Sen. Elizabeth Warren (D-Mass.) speaks on Capitol Hill in November 2015. She has attacked GOP presidential front-runner Donald Trump, calling him “a loser.” (Jacquelyn Martin/AP)

Sen. Elizabeth Warren ­(D-Mass.), who has resisted entreaties by liberals to run for president and who has largely stayed on the sidelines in the race, stepped into the fray Monday with a series of social-media posts attacking Republican front-runner Donald Trump as “a loser.”

In taking on Trump, Warren employed the same tactic that he has often used to great effect: name-calling on social media.

“Many of history’s worst authoritarians started out as losers — and Trump is a serious threat,” Warren added in a Facebook post that within three hours had been shared nearly 51,000 times and had received more than 154,000 “likes.”

She also fired eight tweets in rapid succession. They listed his business failures, and one read: “@RealDonaldTrump knows he’s a loser. His insecurities are on parade: petty bullying, attacks on women, cheap racism, flagrant narcissism.”

The barrage represented a sharp escalation by Warren, who is one of the most influential figures on the Democratic left. At the same time, she seems in no hurry to abandon her neutral stance in her party’s presidential primary, which is notable given that every one of the 13 other female senators is backing former secretary of state Hillary Clinton.

Warren’s postings came a day after the New York Times published a column by Maureen Dowd in which the billionaire real estate mogul mocked Warren with references to a controversy about her claims to Native American ancestry that had dogged her during her 2012 Senate campaign.

“I think it’s wonderful because the Indians can now partake in the future of the country,” Trump told Dowd. “She’s got about as much Indian blood as I have. Her whole life was based on a fraud. She got into Harvard and all that because she said she was a minority.”

Asked at a Washington news conference Monday about Warren’s attack, Trump responded: “Who is that, the Indian? You mean the Indian?”

Although Clinton is widening her lead over Sen. Bernie Sanders of Vermont, Warren has indicated that she is in no hurry to see the Democratic contest come to an end. “The way I think of it, I’ve been cheering them on, because I’m really proud to be a Democrat, and this primary has made me even prouder,” Warren said last week on MSNBC.

"I gotta tell you, it makes clear the difference between Democrats and, boy, that show that's going on over on the Republican side," Warren added. "So right now, I tell you what my timeline is, I like what we're doing on the Democratic side, and I think it's what we ought to be doing."

Elizabeth Warren keeps pressure on Hillary Clinton and Democrats ahead of 2016

There is little upside for Warren to wade into the Democratic race, given that Clinton holds a commanding position, while many of Warren’s supporters align with Sanders on most issues.

At the same time, she has close ties to several of Clinton’s top advisers. Political consultant Mandy Grunwald, who been a leading strategist for all of Clinton’s campaigns, played a similar role in Warren’s 2012 Senate race. Warren has also been an ally of Gary Gens­ler, the former Commodity Futures Trading Commission head who is the Clinton campaign’s chief financial officer. Brady Williamson, an adviser to Clinton’s campaign, worked with Warren in the 1990s on an effort to overhaul the bankruptcy laws.

Sanders’s presence in the race has also put pressure on Clinton to move toward his — and Warren’s — views on a number of issues. One of them is trade.

In October, Clinton came out against President Obama in his efforts to push through the ­12-nation Trans-Pacific Partnership deal, which she had praised when she was secretary of state. Clinton has also sounded a tougher note on Wall Street, which is a regular target of Warren and Sanders.

Warren has often decried what she says was an overly close relationship between the banking industry and the administrations of Obama and former president Bill Clinton. She has noted, for example, that three of the last four Treasury secretaries appointed by Democratic presidents had “close ties” to Citigroup.
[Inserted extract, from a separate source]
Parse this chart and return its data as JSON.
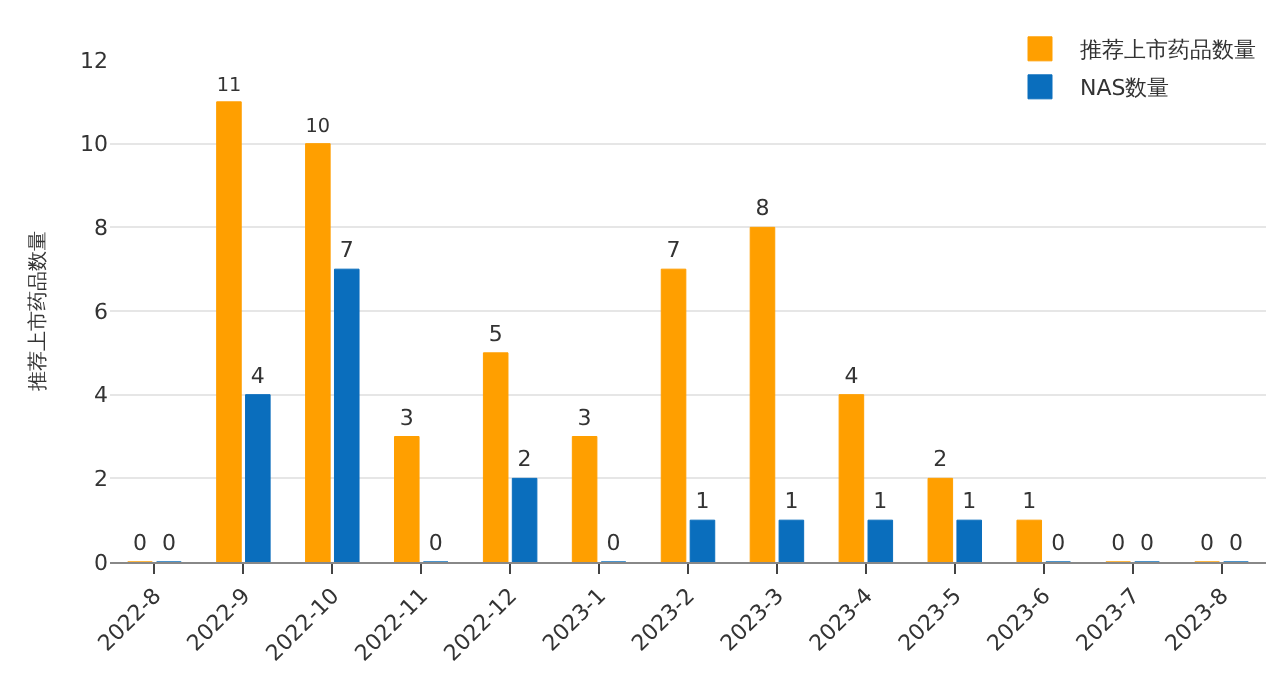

In August, under pressure from liberal groups, Clinton announced her support for legislation, authored by Sen. Tammy Baldwin (D-Wis.), that aims to slow what Warren has described as a "revolving door" between Wall Street and Washington. The measure would prevent financial industry executives from receiving accelerated payouts of restricted stock options and other forms of lump-sum payment if they leave those jobs to take posts in the federal government.

However, the legislation has little chance of passing before the next president takes office, and Clinton has not said whether she would impose a similar restriction on those she would recruit for high posts in her administration, if she is elected.

"Hillary Clinton strongly supports Senator Baldwin's legislation, and is willing to explore other steps that might help end the revolving door between government and financial institutions," Clinton spokesman Brian Fallon said Monday.